A good listening environment should be quiet, but how quiet does it need to be? Intrusive noise is not just a distraction, it also affects a listener’s perceptions of emotion, space, and timbre. Unfortunately, construction costs increase exponentially with decreasing noise levels. Where is the right place to draw the line between quiet and cost? This talk will examine the common metrics for background noise, describe the architectural techniques and challenges of reducing background noise, and present ongoing research into the effects of background noise in performance spaces.
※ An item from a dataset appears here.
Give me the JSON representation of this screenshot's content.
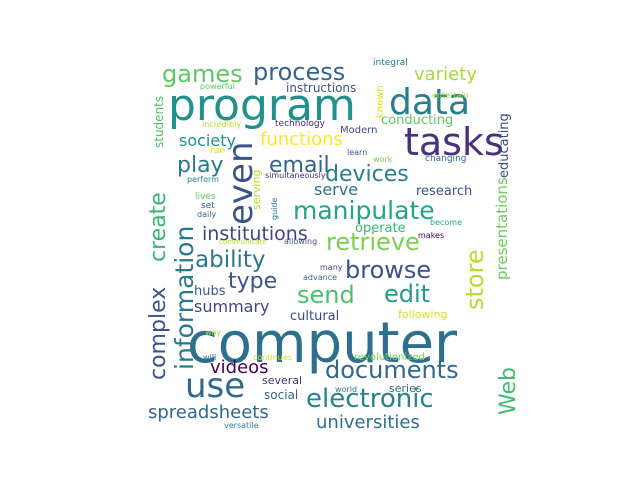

Sophia Roosth is Assistant Professor in the History of Science at Harvard University. Her research focuses on the twentieth and twenty-first century life sciences. Her first book manuscript, based on four years of ethnographic fieldwork, examines how the life sciences are changing at a moment when researchers build new biological systems in order to investigate how biology works. In this work, Roosth asks what happens to “life” as a conceptual category when experimentation and fabrication converge. To answer this question, she tracks groups as diverse as synthetic biologists (bioengineers who build standardized genetic components), amateur biohackers who promote biological research in community labs, and molecular gastronomers (those who apply biochemical principles and techniques to cooking), among others. She draws upon anthropological accounts of craft and artisanship to analyze this recent turn to biological manufacture. This research piqued her interest in how non-visual senses (e.g., hearing, taste, and touch) figure in scientific research and knowledge production. For example, Roosth has written about sonocytologists who record cellular vibrations, exploring how listening to cells impacts how researchers understand biological processes. Roosth joined the Department of the History of Science in 2011. She previously worked as a postdoctoral fellow at the Pembroke Center for Teaching and Research on Women at Brown University (2010-2011). She received her doctorate in science studies from the Massachusetts Institute of Technology in 2010.
What do cells sound like? Sonocytology is a technique in nanotechnology research developed by James Gimzewski at UCLA. Using a scanning probe microscope to record the vibrations of cell walls, researchers amplify those vibrations so that humans can hear them. Yeast cells vibrate approximately one thousand times per second, and most cells vibrate within the frequency — though not amplitude — of human hearing. In this talk, I address how cellular vibrations are converted into sounds that scientists can interpret as conveying meaningful information regarding the dynamism of cellular interiors. I ask what conditions enable scientists to describe cells as actors capable of “speaking” or “screaming,” and suggest that listening to cellular sounds could change how scientists think about cells — as subjects that are dynamic, environmentally situated, and experiential.